L’operatore onesto, quello che non fa come me, cosa pensa invece di questo nuovo meccanismo? Pensa ancora che lo Stato dia pochi soldi? Che investe poco nella cultura? L’operatore onesto non si guarda intorno? Riesce ancora a far finta che gli altri non imbroglino? Riesce ancora a lamentarsi di non aver avuto i soldi che si merita, senza arrabbiarsi con chi li ha avuti senza meriti? Lui, l’operatore onesto, pensa che il dottor Cutaia sia un cretino? E di sé, pensa d’essere onesto o cretino? È onesto o colluso?

E infine, lei, dottor Cutaia, cosa pensa? Pensa davvero che in un mondo di ladri questa legge avrebbe risolto la questione?

Questo gioco di chiamare in causa direttamente Ninni Cutaia è un po’ per non prendercela genericamente con il “Sistema”, per capire se è più semplice colpevolizzare lui rispetto a noi.
Dovremmo semmai prendere qualcuno che è sul nostro stesso livello, qualcuno di reale e capire se solo lui ha delle responsabilità o anche noi, anziché addossarle a “qualcosa di intoccabile”, un “altro da noi”.
E soprattutto, invece di vedere “il potere” sopra di noi, cercando di sfuggire alle sue grinfie, non dovremmo parlare alle persone che ora rappresentano quel “potere”, così da rendere il nostro ambiente più vivibile?

In questo caso potremmo chiedere seriamente al dottor Cutaia molte cose. Ne lanciamo qualcuna:

Pensa davvero di poter andare a dire alla Commissione Cultura che, incentivando le produzioni degli under 35 (che lui stesso non ritiene più giovani, anche se sta a lui abbassare i limiti di età), gli Stabili spingeranno le produzioni delle giovani compagnie, magari andandosele a cercare?
Forse una soluzione per aiutare veramente il movimento dei giovani artisti sarebbe anche aiutare i teatri dove iniziano, che non sono certamente gli Stabili, i Tric, i centri di produzione, ma più realisticamente gli scantinati da 50/100 posti.

Vien poi da pensare che sarebbe stato il caso di fare una legge in cui non girassero soldi fra teatri, operatori, artisti… insomma, tra tutti quelli che, per anni, hanno rubato, imbrogliato, evaso ed eluso le leggi.

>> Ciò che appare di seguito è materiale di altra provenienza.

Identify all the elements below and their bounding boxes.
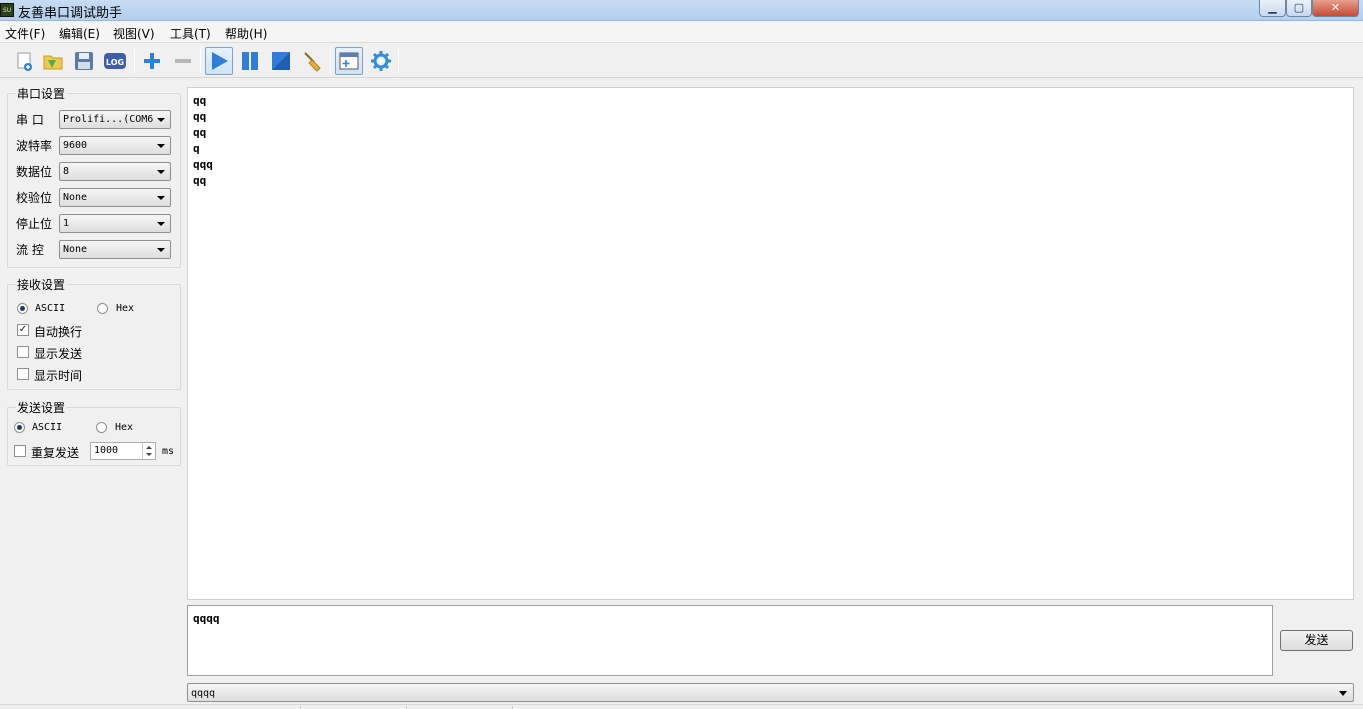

Non sarebbe stato meglio, forse, evitare di dare solo i soldi (magari anche in ritardo) e semmai pagare a compagnie e teatri Enpals, Siae e altre tasse a spettacolo certamente avvenuto?
E come mai non è prevista una totale corrispondenza tra Enpals, Siae (C1) e buste paga?

Se proprio non vogliamo cambiare la legge, perché non obblighiamo i soggetti che richiedono i finanziamenti del Fus ad essere SRL e perciò ad avere delle rendicontazioni più ferree?

Insomma, Cutaia è un cretino, o forse in Italia sarebbe ora di non eludere costantemente le leggi?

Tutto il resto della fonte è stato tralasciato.